Intro

I intend to use this blog as a platform for my daily thoughts on a variety of topics. I welcome comments, objections, and questions.

Thursday, December 28, 2006

Rational Mind as Ultimate Survival Tool

A quick but fun thought for today. Like my first post, this came from an e-mail. The recepient had claimed that though there are no innate ideas, there are innate structures in the brain that allow us to develop later through experience. Specifically, she referenced a study that suggests that certain part of the brain are stimulated specifically by religious belief. My response:

You're absolutely right that there are certain innate structures in the brain that form the foundation for what is developed later. It is really interesting to speculate on where these structures came from, especially this apparent part of the brain that specializes in religious belief. I'm a pretty firm advocate of evolution, and I think it explains a lot. There's a philosopher named Daniel Dennett who teaches up at Tufts University in Boston. He argues that the capabilities of our brain, and in particular, volitional consciousness, emerged from evolutionary pressures. Think about it this way. All animals act on instinct. They are hard-wired to interact with their environment in a particular way. Thus, if something radical happens in their environment, it is very difficult for them to cope. In a lot of ways, animals are very dependent on their particular environment. Human beings however developed an amazing capacity: the rational mind. We can gather and store vast amounts of information about of environment, and using this knowledge,change our environmental conditions in a fundamental way. Disease killed millions, we created medicine. Floods destroyed homes and killed many, we create dams and levees. The rational mind is the ULTIMATE survival tool! So this capacity for rational thought becomes hard-wired into our DNA and becomes the very essence of our species. (This stuff is so cool).

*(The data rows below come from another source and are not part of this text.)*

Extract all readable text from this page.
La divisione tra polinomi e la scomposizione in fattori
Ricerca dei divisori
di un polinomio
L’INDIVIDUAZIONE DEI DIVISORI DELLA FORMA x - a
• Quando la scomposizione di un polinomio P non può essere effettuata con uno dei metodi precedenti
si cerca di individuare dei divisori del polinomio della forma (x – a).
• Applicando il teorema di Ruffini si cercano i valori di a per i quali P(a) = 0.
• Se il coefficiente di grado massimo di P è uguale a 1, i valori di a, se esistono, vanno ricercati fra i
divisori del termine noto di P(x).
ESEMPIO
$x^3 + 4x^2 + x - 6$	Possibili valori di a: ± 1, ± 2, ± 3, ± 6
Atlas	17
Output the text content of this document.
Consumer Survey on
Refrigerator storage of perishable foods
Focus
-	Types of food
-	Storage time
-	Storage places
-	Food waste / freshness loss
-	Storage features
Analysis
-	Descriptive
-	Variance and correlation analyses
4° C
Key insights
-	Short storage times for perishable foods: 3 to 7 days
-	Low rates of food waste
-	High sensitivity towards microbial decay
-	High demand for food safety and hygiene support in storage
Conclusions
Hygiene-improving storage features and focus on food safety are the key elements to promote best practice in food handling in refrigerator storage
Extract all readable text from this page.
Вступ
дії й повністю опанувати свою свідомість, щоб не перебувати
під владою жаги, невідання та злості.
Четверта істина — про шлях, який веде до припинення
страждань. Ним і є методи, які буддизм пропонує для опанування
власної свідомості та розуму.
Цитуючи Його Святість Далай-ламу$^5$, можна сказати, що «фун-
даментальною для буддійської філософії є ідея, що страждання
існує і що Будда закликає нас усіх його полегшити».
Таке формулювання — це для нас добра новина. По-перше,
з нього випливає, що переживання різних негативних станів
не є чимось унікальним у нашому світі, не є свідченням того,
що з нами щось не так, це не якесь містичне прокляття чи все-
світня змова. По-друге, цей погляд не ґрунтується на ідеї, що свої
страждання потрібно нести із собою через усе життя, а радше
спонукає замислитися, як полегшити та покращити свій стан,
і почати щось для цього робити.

A really interesting question comes from this. Is there an evolutionarily beneficial reason for religious belief? Based on the line of reasoning I just gave, the answer would be an unquestionable no. If it is very beneficial for us to know as much about our environment as possible, then we would benefit most from knowing the exact causes of several environmental phenomena so that we can best avoid death and live the best life possible. If, on a very basic level, we simply attribute various environmental phenomena to a god or supernatural force, we learn very little about what is happening and are thus more likely to be aversely affected by it. In other words, religious belief is harmful from a survival standpoint! So if there are structures in the brain designed for religious belief, perhaps they will disappear over time since they are not evolutionarily beneficial! ;-)

(I should point out that this argument does not logically refute religious belief. It does make a pretty good case for a scientific understanding of the material world as opposed to a religious one. However, religion assumes that there is a world separate from the material, and this argument doesn't address that. Besides, I was kinda being facetious.) Cheers!

2 comments:

sms said...

I suppose religious belief is on the road to being evolutionarily filtered out now, more than it was before, but I'm sure it has a number of benefits as well.

For one, it frees people from becoming philosophy majors and allows them to perform more useful societal tasks!

A Rational Egoist said...

Hey now! How does religion free people from being philosophy majors and make them perform more useful tasks? :-P All that going to religious service every week and having to read religious texts sounds like a waste of time to me! Besides, being a philosophy major ain't all that bad, unless you want to find a job...but I can't imagine that theology majors fair much better!